There’s a feeling of derangement as well as ghastliness in that interlude, and its chilling atmosphere persists even as the drums return and the music becomes a solemn march — over which protracted wails and dissonant chiming tones can be heard. The combination of sinister majesty and feverish anguish (or fracturing sanity) that the music achieves is very unsettling but nevertheless riveting. The sound is vast and awe-inspiring, but the terrifying wails and a twisted, squirming and shivering solo continue to send chills down the spine. And how else should the song end but in a final electrifying spasm of blasting drums and incendiary, gale-force riffing that spawns images of the sky on fire.
This is the second song to be revealed from Historia Nocturna. The first one, “A Wanderer’s Call and Orison“, is no less ravishing. Fides Inversa again waste no time building up the intensity.
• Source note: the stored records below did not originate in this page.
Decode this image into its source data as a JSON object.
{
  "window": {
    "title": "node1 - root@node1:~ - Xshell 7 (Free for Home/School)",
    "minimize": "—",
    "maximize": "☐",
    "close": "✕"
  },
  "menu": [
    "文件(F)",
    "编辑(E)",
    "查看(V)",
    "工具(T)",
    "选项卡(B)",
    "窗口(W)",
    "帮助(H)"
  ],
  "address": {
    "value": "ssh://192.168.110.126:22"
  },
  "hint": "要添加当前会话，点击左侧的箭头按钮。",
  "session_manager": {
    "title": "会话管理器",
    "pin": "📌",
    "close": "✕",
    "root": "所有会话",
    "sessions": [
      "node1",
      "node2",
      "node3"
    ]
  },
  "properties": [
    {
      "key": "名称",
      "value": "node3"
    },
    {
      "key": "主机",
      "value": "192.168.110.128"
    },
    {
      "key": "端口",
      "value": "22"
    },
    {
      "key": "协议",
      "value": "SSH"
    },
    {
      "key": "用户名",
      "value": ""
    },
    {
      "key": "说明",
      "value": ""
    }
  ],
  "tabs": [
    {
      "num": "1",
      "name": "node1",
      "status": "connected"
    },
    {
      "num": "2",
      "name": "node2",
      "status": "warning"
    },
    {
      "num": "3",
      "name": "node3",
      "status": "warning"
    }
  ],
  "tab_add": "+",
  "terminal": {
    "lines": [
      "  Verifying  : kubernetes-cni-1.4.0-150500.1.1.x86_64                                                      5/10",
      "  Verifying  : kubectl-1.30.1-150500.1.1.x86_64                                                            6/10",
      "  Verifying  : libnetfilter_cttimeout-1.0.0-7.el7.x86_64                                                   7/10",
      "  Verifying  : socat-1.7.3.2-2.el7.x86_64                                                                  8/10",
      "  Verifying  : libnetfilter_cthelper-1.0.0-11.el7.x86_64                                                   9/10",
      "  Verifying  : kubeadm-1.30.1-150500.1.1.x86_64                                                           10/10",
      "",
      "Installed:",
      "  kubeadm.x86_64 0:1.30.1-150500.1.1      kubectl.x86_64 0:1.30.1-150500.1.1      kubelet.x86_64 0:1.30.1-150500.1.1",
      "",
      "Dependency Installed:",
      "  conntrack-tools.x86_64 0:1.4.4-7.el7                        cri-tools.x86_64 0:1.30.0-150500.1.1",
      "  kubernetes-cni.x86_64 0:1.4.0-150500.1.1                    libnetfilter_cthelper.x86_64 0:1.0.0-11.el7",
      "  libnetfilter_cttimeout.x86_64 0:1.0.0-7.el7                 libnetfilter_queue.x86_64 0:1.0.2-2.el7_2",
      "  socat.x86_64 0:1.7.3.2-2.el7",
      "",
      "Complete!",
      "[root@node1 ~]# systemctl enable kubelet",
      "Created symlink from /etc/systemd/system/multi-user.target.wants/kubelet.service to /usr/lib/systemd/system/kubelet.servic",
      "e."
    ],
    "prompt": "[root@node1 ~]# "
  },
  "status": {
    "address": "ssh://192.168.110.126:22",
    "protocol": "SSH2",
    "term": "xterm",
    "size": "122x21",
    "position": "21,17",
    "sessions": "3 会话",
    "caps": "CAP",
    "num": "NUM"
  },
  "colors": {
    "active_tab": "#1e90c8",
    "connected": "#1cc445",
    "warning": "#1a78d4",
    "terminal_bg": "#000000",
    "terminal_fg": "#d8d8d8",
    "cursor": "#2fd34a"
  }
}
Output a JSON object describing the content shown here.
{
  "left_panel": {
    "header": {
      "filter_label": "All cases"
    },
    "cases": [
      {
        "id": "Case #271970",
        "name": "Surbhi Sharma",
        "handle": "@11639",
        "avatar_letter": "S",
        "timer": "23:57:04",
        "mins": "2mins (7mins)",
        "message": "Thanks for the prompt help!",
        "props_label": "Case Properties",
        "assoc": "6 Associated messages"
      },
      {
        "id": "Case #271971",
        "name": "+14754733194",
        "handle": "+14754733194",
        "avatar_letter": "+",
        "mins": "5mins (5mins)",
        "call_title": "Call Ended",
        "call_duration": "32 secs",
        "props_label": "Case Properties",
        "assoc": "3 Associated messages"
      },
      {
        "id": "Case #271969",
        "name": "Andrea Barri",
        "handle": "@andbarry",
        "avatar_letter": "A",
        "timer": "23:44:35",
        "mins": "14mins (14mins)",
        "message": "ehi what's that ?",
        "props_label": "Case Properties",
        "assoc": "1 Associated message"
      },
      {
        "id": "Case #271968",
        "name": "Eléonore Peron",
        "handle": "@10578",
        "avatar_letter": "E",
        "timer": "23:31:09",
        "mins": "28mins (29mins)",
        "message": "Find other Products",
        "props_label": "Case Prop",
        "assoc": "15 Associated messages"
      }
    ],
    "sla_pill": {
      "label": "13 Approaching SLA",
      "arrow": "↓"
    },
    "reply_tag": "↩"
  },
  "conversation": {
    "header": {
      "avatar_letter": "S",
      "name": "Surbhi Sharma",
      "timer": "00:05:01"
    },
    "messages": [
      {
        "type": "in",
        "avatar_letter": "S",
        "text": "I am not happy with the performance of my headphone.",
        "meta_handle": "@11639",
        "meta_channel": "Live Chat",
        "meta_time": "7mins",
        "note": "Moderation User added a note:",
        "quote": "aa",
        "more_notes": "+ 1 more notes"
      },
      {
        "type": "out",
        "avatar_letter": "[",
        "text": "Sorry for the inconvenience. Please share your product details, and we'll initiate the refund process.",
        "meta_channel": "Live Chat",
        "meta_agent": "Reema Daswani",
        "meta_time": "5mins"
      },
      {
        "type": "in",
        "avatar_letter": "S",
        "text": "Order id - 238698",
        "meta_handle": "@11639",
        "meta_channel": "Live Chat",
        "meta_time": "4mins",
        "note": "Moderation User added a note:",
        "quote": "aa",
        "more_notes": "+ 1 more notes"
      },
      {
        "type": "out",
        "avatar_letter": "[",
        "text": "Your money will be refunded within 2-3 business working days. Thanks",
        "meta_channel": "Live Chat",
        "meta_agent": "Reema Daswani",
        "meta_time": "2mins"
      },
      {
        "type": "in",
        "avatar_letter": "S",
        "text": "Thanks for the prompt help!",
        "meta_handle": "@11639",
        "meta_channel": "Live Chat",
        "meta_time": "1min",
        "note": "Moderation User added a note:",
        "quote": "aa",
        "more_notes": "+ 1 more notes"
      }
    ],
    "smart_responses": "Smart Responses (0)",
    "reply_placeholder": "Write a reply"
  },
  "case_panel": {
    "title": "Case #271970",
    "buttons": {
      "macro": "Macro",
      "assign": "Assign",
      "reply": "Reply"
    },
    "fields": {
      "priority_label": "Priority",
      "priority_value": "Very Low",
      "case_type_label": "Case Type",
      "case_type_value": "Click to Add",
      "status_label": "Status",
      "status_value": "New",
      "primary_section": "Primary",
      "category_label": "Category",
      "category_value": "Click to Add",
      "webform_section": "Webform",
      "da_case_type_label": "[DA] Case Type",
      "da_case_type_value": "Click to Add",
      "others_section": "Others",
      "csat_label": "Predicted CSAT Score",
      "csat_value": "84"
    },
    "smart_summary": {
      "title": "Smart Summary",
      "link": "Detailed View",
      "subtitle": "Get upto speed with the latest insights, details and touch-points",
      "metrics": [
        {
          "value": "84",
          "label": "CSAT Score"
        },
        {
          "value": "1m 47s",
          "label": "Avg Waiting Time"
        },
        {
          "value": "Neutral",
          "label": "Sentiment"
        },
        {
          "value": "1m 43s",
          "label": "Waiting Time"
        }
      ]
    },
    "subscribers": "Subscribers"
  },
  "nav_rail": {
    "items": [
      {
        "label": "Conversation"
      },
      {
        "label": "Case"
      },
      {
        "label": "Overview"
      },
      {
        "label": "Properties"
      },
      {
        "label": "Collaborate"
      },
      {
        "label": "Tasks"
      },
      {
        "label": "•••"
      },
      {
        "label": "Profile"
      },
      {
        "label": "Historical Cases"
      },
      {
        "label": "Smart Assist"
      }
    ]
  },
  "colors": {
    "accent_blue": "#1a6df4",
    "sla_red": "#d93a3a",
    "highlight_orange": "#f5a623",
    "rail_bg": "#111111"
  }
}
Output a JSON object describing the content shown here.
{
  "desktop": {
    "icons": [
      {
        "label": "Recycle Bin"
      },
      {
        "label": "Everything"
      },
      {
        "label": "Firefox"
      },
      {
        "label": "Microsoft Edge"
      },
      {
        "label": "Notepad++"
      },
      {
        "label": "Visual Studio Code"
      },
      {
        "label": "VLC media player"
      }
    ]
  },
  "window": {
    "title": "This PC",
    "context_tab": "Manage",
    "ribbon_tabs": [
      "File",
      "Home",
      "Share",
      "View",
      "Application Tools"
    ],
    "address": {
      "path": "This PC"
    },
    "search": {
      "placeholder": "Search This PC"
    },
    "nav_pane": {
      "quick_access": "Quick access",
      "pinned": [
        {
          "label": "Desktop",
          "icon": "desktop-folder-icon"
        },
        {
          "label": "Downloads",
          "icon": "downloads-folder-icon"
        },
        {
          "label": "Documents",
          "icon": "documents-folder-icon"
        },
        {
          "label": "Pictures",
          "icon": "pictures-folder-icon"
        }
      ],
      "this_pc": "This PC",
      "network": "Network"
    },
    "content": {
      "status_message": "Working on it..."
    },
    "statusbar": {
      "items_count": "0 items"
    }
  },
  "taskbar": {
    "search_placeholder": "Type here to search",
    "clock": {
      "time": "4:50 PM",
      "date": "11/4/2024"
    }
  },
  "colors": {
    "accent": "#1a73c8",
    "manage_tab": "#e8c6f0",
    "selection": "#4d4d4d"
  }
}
From the outset, the guitars wail and pulsate in a frenzy, the drumming spits bullets at a destructive rate of fire, and the vocals are unhinged in their fervor and ferocity. There is again an otherworldly and often panoramic quality to this massed assault of sound, even when the band ease up on the turbocharged momentum and the riffing flares into sensations of frightening eminence and looming calamity.
The guitar leads often flicker in displays of unnerving madness, amplifying the song’s often fearsome intensity, and at the end the music becomes hallucinatory. But it’s that main riff that I’ve described as a cross between a wail and a pulse that will really burrow into your head, and pull you back through this harrowing but thrilling trip again.
Other talents were involved in the rendering of this black work. The album’s arcane cover art was crafted by Iza, with sigils woven by Karmazid and logo and layout by View From The Coffin. The album was recorded at Beastcave by Davide G., and was mixed and mastered at Necromorbus Studio B by Marco S.
W.T.C. Productions will give the record a suitably lavish release, on Digipak CD, LP, MC, and Digital formats.